I am going to click over on the Assets panel and I get to see a listing of all the images on my site. If I click on the images, I can see a preview of them and that's great because sometimes I will forget exactly what a graphic is and by clicking on it I can quickly and easily identify it. Well, right now we are seeing all the images on our site and since we have a small site, it doesn't take that long to look through them, but on larger sites, this could take a long time and it would be very easy to sort of get lost. So they have another feature in the Assets panel and that allows us to organize our images in a series of favorites. So I am going to take these two images, I am going to right-click them, and choose Add To Favorites.
Now, these are the only ones that I have added to Favorites so far so when I go over to my Favorites area by clicking on this radio button, they are the only ones I want here, but I could add other files to my Favorites. I could even create folders within the section, to create subdirectories of images. This only organizes them here in the Assets panel; you are not creating folders on your hard drive and you are not moving your images anywhere. Just a nice way of sort of filtering out the results. So let's say between these two images, let's just say I decided I want the surf1 on my site at the top of my sidebar. So I am going to select surf1. Now, I can drag and drop this the same way I did the Word document, or if you wanted to place it in a very precise location, and you have your cursor already there, you can click on the graphic, and then just click the Insert button down at the bottom of the Assets panel.

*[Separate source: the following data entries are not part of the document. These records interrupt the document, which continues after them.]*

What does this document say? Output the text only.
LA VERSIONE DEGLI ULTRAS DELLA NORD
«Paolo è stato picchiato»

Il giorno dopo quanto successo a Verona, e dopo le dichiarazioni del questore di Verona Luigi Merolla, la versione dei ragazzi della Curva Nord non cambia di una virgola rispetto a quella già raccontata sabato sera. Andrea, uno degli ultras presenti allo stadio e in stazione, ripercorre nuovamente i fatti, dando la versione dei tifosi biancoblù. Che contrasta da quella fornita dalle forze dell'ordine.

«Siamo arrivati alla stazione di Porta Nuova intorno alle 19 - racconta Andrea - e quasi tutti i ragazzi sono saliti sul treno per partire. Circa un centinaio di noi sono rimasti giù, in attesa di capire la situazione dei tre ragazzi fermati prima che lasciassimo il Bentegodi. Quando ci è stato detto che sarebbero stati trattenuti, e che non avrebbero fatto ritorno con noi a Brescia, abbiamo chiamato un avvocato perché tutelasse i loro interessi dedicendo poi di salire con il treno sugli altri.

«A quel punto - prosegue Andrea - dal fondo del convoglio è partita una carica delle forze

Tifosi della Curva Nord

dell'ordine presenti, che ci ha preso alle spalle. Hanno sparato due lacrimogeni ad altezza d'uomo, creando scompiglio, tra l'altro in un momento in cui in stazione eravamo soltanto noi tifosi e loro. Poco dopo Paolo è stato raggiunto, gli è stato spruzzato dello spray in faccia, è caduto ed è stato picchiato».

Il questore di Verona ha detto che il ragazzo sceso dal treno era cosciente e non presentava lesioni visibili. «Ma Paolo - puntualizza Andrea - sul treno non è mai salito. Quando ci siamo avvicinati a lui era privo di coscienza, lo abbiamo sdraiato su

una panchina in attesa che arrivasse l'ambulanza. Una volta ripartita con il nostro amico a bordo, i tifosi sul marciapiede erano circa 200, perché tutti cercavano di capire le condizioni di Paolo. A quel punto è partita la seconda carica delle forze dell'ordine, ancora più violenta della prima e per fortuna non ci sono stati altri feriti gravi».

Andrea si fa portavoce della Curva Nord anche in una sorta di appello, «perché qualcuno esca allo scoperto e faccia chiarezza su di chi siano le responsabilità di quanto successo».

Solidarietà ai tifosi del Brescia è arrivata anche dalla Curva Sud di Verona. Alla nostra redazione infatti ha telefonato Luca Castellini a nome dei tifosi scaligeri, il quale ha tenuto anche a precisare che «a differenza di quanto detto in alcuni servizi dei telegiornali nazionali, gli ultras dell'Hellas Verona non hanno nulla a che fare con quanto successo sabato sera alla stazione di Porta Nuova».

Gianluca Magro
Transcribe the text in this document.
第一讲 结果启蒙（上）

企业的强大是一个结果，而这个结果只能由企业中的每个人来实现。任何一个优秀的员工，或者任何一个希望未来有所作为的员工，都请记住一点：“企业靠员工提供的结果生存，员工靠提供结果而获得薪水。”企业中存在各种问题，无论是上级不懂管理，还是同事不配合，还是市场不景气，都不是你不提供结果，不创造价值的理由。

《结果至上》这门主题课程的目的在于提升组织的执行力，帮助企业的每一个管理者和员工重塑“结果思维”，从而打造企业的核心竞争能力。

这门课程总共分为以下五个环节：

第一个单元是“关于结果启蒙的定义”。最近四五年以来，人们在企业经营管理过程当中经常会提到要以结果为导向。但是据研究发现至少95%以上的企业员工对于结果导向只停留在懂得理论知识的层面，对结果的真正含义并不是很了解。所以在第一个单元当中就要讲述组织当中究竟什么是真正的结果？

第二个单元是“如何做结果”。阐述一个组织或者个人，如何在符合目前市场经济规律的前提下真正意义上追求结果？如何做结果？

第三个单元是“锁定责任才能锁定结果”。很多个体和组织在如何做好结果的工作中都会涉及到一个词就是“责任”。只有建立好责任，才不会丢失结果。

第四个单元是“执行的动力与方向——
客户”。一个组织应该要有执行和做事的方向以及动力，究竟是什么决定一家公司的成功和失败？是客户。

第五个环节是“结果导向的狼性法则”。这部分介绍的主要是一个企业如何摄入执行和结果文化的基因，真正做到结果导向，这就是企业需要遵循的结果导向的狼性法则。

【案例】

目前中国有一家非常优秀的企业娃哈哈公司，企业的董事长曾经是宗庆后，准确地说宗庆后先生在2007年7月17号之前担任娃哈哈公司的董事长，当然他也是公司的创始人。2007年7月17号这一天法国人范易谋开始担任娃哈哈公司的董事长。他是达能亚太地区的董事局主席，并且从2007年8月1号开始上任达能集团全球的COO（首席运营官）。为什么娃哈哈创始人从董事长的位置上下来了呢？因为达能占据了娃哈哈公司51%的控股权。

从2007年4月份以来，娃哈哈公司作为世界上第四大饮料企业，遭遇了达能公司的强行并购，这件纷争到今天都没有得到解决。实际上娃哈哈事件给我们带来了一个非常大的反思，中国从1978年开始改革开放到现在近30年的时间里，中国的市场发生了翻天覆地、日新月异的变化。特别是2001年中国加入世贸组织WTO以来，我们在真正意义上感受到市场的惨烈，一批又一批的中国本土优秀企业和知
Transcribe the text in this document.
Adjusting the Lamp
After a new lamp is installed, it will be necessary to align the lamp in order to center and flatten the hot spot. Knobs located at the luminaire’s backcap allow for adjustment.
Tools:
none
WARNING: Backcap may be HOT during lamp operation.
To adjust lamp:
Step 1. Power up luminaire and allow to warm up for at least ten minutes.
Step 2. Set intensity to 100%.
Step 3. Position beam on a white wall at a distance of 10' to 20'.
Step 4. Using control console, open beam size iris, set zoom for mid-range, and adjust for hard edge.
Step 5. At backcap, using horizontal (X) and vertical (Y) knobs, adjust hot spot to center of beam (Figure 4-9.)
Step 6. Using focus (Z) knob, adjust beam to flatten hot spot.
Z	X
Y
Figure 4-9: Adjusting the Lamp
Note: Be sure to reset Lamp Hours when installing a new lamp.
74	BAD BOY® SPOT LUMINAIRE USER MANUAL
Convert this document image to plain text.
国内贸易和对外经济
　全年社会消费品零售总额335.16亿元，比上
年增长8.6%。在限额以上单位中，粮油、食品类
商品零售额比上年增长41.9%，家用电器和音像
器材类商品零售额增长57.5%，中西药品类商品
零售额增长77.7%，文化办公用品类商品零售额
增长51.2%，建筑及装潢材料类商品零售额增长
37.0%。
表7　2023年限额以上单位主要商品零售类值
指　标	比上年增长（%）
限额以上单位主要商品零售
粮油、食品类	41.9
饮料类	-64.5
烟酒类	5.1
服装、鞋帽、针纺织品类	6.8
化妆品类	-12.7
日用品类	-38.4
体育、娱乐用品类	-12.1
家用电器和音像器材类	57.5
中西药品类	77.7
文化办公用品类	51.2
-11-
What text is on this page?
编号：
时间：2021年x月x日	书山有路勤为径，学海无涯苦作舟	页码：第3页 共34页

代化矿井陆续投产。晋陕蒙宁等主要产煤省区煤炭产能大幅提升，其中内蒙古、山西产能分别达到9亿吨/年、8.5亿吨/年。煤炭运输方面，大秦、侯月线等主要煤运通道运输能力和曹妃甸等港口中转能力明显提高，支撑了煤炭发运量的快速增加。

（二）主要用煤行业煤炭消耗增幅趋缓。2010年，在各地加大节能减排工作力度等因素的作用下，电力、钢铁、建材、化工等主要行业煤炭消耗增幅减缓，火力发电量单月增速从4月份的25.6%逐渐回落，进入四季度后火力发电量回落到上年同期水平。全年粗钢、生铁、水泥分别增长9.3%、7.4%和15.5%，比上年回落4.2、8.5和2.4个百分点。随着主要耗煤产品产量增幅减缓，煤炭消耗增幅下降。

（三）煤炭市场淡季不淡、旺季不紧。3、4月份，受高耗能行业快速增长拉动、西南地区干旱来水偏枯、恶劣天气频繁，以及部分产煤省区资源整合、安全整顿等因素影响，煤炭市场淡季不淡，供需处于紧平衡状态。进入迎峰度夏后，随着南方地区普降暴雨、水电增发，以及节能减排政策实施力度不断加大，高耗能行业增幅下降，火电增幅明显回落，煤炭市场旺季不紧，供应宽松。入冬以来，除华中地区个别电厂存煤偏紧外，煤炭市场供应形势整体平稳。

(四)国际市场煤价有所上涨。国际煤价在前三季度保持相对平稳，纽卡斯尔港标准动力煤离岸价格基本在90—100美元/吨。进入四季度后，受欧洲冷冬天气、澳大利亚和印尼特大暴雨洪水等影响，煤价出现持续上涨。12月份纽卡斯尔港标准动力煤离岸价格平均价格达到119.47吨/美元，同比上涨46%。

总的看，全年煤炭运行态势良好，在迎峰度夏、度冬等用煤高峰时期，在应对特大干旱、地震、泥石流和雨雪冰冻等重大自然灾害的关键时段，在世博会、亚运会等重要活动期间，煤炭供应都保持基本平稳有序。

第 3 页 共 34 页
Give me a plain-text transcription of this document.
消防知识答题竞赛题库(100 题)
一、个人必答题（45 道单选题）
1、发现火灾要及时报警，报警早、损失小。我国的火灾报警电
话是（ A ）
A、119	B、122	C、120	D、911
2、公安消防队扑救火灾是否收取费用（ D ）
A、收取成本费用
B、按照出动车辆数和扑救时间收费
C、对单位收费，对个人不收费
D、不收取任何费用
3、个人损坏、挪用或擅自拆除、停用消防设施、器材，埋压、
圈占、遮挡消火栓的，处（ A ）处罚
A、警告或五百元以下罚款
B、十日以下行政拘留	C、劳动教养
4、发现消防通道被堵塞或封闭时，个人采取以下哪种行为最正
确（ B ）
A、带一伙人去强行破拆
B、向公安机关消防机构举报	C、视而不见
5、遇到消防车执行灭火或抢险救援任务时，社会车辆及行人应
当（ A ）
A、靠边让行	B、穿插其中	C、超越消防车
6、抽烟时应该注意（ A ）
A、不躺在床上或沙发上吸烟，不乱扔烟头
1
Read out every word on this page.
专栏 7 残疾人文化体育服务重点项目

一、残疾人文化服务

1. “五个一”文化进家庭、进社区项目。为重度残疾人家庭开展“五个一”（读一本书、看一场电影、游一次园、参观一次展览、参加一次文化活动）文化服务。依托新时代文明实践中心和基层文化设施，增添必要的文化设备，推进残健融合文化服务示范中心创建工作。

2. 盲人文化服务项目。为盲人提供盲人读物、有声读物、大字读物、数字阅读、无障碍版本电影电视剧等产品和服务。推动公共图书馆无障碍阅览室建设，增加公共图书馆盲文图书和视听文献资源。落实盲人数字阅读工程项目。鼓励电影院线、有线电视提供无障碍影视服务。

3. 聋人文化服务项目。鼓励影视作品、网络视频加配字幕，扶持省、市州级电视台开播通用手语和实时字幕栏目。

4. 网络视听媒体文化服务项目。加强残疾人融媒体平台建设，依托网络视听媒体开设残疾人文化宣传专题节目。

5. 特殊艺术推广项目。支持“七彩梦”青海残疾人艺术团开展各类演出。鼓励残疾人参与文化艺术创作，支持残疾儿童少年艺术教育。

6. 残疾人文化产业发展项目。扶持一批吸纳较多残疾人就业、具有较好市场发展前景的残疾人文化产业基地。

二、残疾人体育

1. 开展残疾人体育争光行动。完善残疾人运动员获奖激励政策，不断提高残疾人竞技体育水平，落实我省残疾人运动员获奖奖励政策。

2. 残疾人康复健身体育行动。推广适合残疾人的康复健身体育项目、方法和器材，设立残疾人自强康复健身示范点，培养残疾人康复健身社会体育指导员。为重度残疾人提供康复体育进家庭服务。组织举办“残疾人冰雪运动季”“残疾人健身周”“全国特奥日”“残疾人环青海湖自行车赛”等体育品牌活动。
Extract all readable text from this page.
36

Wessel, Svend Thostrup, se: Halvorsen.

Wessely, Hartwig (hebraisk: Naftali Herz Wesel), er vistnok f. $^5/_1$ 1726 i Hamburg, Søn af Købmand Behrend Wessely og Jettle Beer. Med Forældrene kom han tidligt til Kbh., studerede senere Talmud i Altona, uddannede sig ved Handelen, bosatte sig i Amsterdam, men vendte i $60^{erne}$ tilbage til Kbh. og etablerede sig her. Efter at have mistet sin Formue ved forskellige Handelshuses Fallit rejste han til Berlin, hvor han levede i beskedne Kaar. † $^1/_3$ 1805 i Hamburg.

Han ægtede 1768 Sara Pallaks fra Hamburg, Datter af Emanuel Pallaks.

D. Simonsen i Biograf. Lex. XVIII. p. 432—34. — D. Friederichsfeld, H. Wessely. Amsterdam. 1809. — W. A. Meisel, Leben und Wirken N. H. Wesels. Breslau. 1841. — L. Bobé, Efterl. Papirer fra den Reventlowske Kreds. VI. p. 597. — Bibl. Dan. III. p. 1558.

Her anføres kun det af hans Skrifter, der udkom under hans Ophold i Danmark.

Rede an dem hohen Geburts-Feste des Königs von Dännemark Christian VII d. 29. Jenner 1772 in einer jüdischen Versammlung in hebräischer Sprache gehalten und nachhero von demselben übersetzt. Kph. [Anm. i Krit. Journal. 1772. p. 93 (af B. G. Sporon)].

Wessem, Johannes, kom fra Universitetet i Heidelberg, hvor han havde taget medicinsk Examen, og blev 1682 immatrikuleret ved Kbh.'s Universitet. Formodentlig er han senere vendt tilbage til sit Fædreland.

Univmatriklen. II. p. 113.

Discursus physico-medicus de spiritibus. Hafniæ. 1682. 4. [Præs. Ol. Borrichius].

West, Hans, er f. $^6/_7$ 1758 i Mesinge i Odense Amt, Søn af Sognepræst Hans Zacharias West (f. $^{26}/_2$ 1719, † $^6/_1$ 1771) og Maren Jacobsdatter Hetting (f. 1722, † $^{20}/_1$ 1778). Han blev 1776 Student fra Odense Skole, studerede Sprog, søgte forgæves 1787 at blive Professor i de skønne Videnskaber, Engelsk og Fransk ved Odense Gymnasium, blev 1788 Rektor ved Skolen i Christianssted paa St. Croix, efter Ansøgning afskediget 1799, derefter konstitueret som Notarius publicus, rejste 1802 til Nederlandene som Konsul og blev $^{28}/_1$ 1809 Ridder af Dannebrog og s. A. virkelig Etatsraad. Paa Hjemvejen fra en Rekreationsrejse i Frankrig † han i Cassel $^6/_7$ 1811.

Now again, Dreamweaver controls the accessibility and says, "You need some Alt text for this," so I am just going to call this sidebar graphic, click OK, and my image is placed on the page. So Adobe has made adding assets to your page quick and easy. The integration between programs like Word and Dreamweaver means that you won't have to take any extra steps in getting external text into your documents. Features like the Assets panel make managing your images and adding images to your pages simple as well. By making it easy to get content on your pages, Dreamweaver allows you to spend more time focusing on planning on other aspects of your site, and that's a good thing.